Die datenbasierten Ergebnisse lieferten nachvollziehbare Begründungen für nötige Anpassungen – und begünstigten aus Kundensicht zeitnahe Freigaben wichtiger Investitionsmittel. „Der Kunde nahm dadurch wichtige Anpassungen kurz nach Abschluss des Audits vor, schnell umsetzbare ‚Quick-Wins‘ sogar schon während der Inspektion selbst“, erinnert sich Schöppler. Umfassendere Arbeiten wie die Sensoranpassungen oder Programmanpassungen erstreckten sich über einen Zeitraum von gut einem Jahr – eine Zeitspanne, die sich rückblickend mehr als lohnte.
Mehr Leistung durch Audits
So konnte das Pharmaunternehmen nicht nur Störfälle in den Zuführungen verringern, sondern auch die Anzahl befüllter Behältnisse pro Stunde nachhaltig erhöhen. Möglich machten dies Anpassungen an einzelnen Baugruppen, die Syntegon nach dem Audit vornahm, sowie eine bessere Synchronisierung der hintereinandergeschalteten Maschinen. Deren Einstellungen wurden so nachjustiert, dass sie optimal harmonieren. Verzögerungen und damit einhergehende Über- oder Unterversorgungen einzelner Maschinen einer Anlage gehören somit der Vergangenheit an. Dank des technischen Audits gelang es dem pharmazeutischen Hersteller, die eigenen Ambitionen deutlich zu übertreffen: Letztlich steigerte das Unternehmen an den drei gut laufenden Anlagen seine Ausbringung um satte zehn Prozent. Also Ziel erreicht, Projekt beendet?

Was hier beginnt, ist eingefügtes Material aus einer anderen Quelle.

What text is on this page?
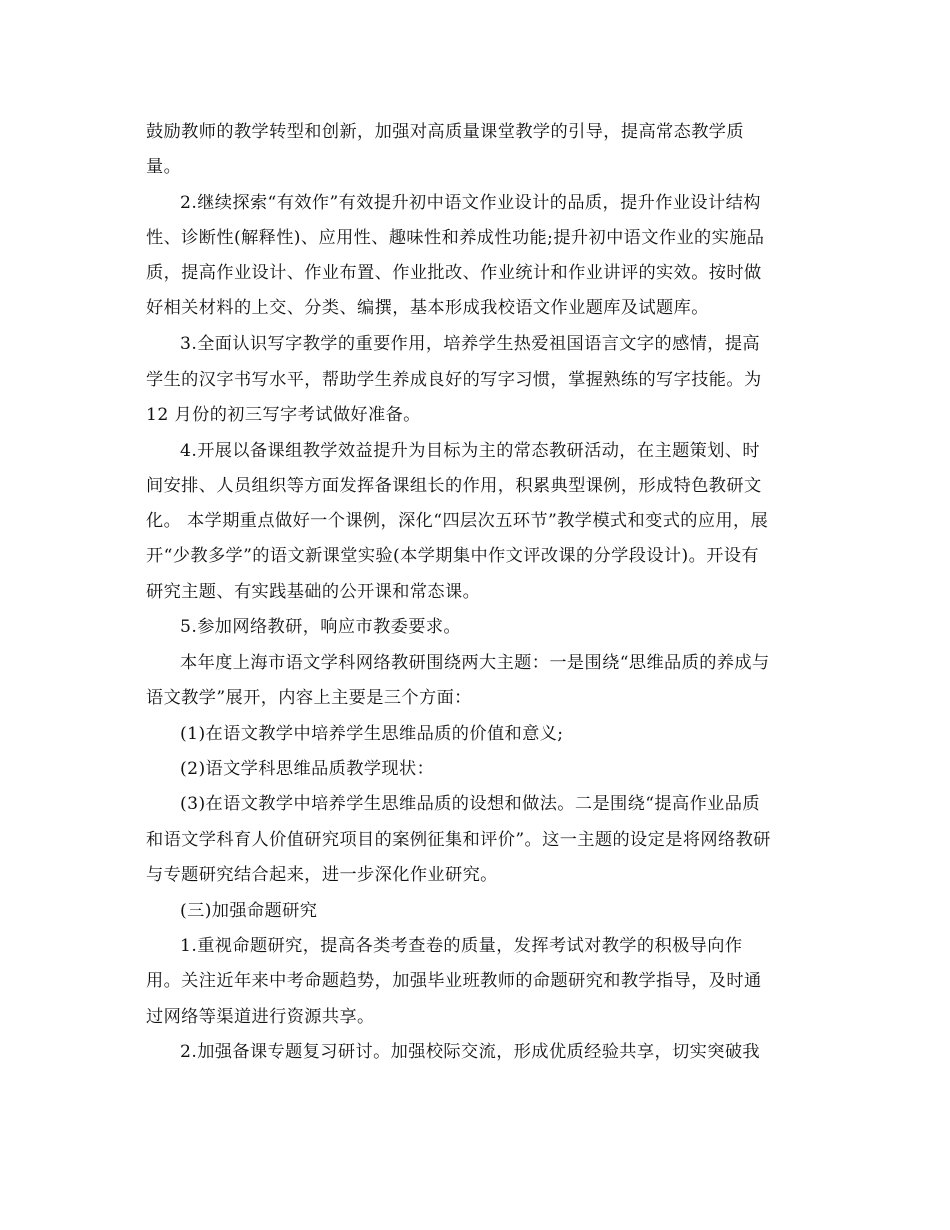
鼓励教师的教学转型和创新，加强对高质量课堂教学的引导，提高常态教学质

量。

2.继续探索“有效作”有效提升初中语文作业设计的品质，提升作业设计结构

性、诊断性(解释性)、应用性、趣味性和养成性功能;提升初中语文作业的实施品

质，提高作业设计、作业布置、作业批改、作业统计和作业讲评的实效。按时做

好相关材料的上交、分类、编撰，基本形成我校语文作业题库及试题库。

3.全面认识写字教学的重要作用，培养学生热爱祖国语言文字的感情，提高

学生的汉字书写水平，帮助学生养成良好的写字习惯，掌握熟练的写字技能。为

12 月份的初三写字考试做好准备。

4.开展以备课组教学效益提升为目标为主的常态教研活动，在主题策划、时

间安排、人员组织等方面发挥备课组长的作用，积累典型课例，形成特色教研文

化。 本学期重点做好一个课例，深化“四层次五环节”教学模式和变式的应用，展

开“少教多学”的语文新课堂实验(本学期集中作文评改课的分学段设计)。开设有

研究主题、有实践基础的公开课和常态课。

5.参加网络教研，响应市教委要求。

本年度上海市语文学科网络教研围绕两大主题：一是围绕“思维品质的养成与

语文教学”展开，内容上主要是三个方面：

(1)在语文教学中培养学生思维品质的价值和意义;

(2)语文学科思维品质教学现状：

(3)在语文教学中培养学生思维品质的设想和做法。二是围绕“提高作业品质

和语文学科育人价值研究项目的案例征集和评价”。这一主题的设定是将网络教研

与专题研究结合起来，进一步深化作业研究。

(三)加强命题研究

1.重视命题研究，提高各类考查卷的质量，发挥考试对教学的积极导向作

用。关注近年来中考命题趋势，加强毕业班教师的命题研究和教学指导，及时通

过网络等渠道进行资源共享。

2.加强备课专题复习研讨。加强校际交流，形成优质经验共享，切实突破我
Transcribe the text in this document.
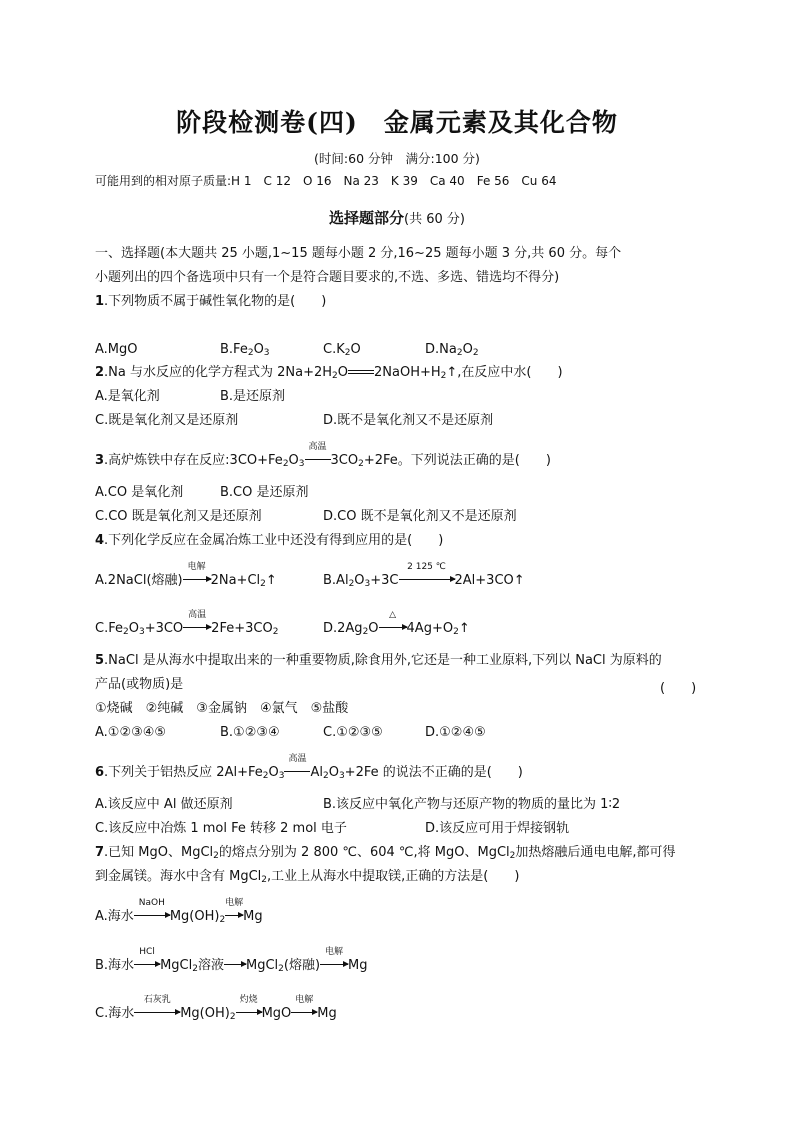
阶段检测卷(四)　金属元素及其化合物
(时间:60 分钟　满分:100 分)
可能用到的相对原子质量:H 1　C 12　O 16　Na 23　K 39　Ca 40　Fe 56　Cu 64
选择题部分(共 60 分)
一、选择题(本大题共 25 小题,1~15 题每小题 2 分,16~25 题每小题 3 分,共 60 分。每个
小题列出的四个备选项中只有一个是符合题目要求的,不选、多选、错选均不得分)
1.下列物质不属于碱性氧化物的是(　　)
A.MgO	$B.Fe_2O_3$	$C.K_2O$	$D.Na_2O_2$
2.Na 与水反应的化学方程式为 $2Na+2H_2O$ $2NaOH+H_2↑$,在反应中水(　　)
A.是氧化剂	B.是还原剂
C.既是氧化剂又是还原剂	D.既不是氧化剂又不是还原剂
3.高炉炼铁中存在反应$:3CO+Fe_2O_3$
高温
$3CO_2+2Fe$。下列说法正确的是(　　)
A.CO 是氧化剂	B.CO 是还原剂
C.CO 既是氧化剂又是还原剂	D.CO 既不是氧化剂又不是还原剂
4.下列化学反应在金属冶炼工业中还没有得到应用的是(　　)
A.2NaCl(熔融)
电解
$2Na+Cl_2↑$	$B.Al_2O_3+3C$
2 125 ℃
2Al+3CO↑
$C.Fe_2O_3+3CO$
高温
$2Fe+3CO_2$	$D.2Ag_2O$
△
$4Ag+O_2↑$
5.NaCl 是从海水中提取出来的一种重要物质,除食用外,它还是一种工业原料,下列以 NaCl 为原料的
产品(或物质)是	(　　)
①烧碱　②纯碱　③金属钠　④氯气　⑤盐酸
A.①②③④⑤	B.①②③④	C.①②③⑤	D.①②④⑤
6.下列关于铝热反应 $2Al+Fe_2O_3$
高温
$Al_2O_3+2Fe$ 的说法不正确的是(　　)
A.该反应中 Al 做还原剂	B.该反应中氧化产物与还原产物的物质的量比为 1∶2
C.该反应中冶炼 1 mol Fe 转移 2 mol 电子	D.该反应可用于焊接钢轨
7.已知 MgO、MgCl$_2$的熔点分别为 2 800 ℃、604 ℃,将 MgO、MgCl$_2$加热熔融后通电电解,都可得
到金属镁。海水中含有 MgCl$_2$,工业上从海水中提取镁,正确的方法是(　　)
A.海水
NaOH
$Mg(OH)_2$
电解
Mg
B.海水
HCl
MgCl$_2$溶液 MgCl$_2$(熔融)
电解
Mg
C.海水
石灰乳
$Mg(OH)_2$
灼烧
MgO
电解
Mg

Keineswegs: „Ein abgeschlossenes technisches Audit bedeutet nicht das Ende der Zusammenarbeit – ganz im Gegenteil“, weiß Manuel Schöppler. Noch heute treffen sich Expert:innen von Syntegon und dem Unternehmen zweiwöchentlich, um neue Aufgaben ins Auge zu fassen. Ein Schwerpunkt liegt aktuell in der präventiven Wartung, also dem Schulen von Bedienpersonal im Umgang mit technischen Komponenten, um kostspielige Reparaturen von vornherein zu minimieren. Die erfolgreiche Zusammenarbeit mit Syntegon hat sich darüber hinaus zum „Best Practice“ innerhalb des Konzerns entwickelt: Enge Absprachen mit seinen Anlagenlieferanten möchte das Unternehmen auch außerhalb Deutschlands zum Standard machen. Ein Ende der Optimierungen – sowie der erfolgreichen Kooperation – scheint damit nicht in Sicht.